Now mapping between the classes is a matter of a single line:

Address address = new Address();
// set set set...
  
ImmutableAddress immutableAddress = mapper.map(address, ImmutableAddress.Builder.class).build();
And it even works in the opposite direction :D

Although this solution is not as clean as it should have been – there’s still some over verbosity, and an obscure need for a getter in some cases, it is still preferable over the piles of code you get when messing with object mapping. This technique may also be easier to sneak into the Dozer code-base than constructor arguments support.

7 comments:

  1. I was facing exactly the same problem of mapping some object to its immutable value-object counterpart. I came up with a solution that is much simpler.
    Just use is-accessible="true" on the side of the value-object.
    This works for me. I look forward to comments on this solution.

    ReplyDelete
  2. Hi Anonymous,

    10X for your input :)

    I can see how you can copy an immutable object to an immutable object using the solution you described, but I don't think I understand how you managed to populate the immutable object's final members when copying a mutable object into an immutable one.

    Can you please elaborate?

    ReplyDelete
  3. I do not declare the fields final in the immutable object.

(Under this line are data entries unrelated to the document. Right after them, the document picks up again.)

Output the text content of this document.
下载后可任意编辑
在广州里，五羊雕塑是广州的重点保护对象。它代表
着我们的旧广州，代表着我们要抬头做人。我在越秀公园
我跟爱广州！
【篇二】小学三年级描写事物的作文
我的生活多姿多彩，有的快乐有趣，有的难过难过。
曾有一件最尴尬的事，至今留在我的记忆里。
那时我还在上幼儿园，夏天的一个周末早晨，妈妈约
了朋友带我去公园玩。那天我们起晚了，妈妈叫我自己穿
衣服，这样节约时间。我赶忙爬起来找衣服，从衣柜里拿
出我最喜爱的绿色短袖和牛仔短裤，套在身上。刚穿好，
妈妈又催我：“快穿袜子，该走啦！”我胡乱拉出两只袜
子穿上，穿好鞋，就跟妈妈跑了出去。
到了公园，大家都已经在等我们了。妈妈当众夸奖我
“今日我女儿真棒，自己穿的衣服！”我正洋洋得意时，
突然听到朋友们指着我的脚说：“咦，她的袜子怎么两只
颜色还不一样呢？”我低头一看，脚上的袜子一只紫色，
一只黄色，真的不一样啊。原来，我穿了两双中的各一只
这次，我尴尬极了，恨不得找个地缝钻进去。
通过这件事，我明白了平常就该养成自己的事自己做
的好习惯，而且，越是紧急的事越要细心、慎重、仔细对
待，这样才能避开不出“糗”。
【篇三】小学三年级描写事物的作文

However it is immutable by the absence of setter methods.

    I even had to remove the final modifiers on the fields to be able to persist the immutable value objects using JPA/Hibernate.

    ReplyDelete
  4. I assume you also need to declare an empty (default) constructor for this to work.

    What I was trying to achieve is a truly immutable class, that is validating it's state upon construction.

    The idea was to create an easy, straight forward, and SAFE to create immutable class, which can be mapped using Dozer mapping.

    IMHO, the approach you have chosen is problematic, although you managed to avoid most of the verbosity.

    ReplyDelete
  5. You are right: I have an empty constructor, which I also need for Hibernate to be able to create the persistent instances. But the nice thing is that this constructor can be PRIVATE, so there is no way to create a new instance in an unsafe state.

    For me, the risk of having no final modifiers is small compared to the amount of code needed to be "safer". But I guess this is a choice that everyone needs to make for himself.

    ReplyDelete
  6. To whom it may concern:
    At least with Dozer 5.5.1 there is a neat trick to have a lot less XML.
    Put a standard getter for every setter into the builder and name the setters in the builder like in a bean (i.e. "Builder setCity(String city)". Then Dozer will subsequently recognize the setter methods returning the builder without a field definition in XML.
    This is arguably code noise, but it works fine.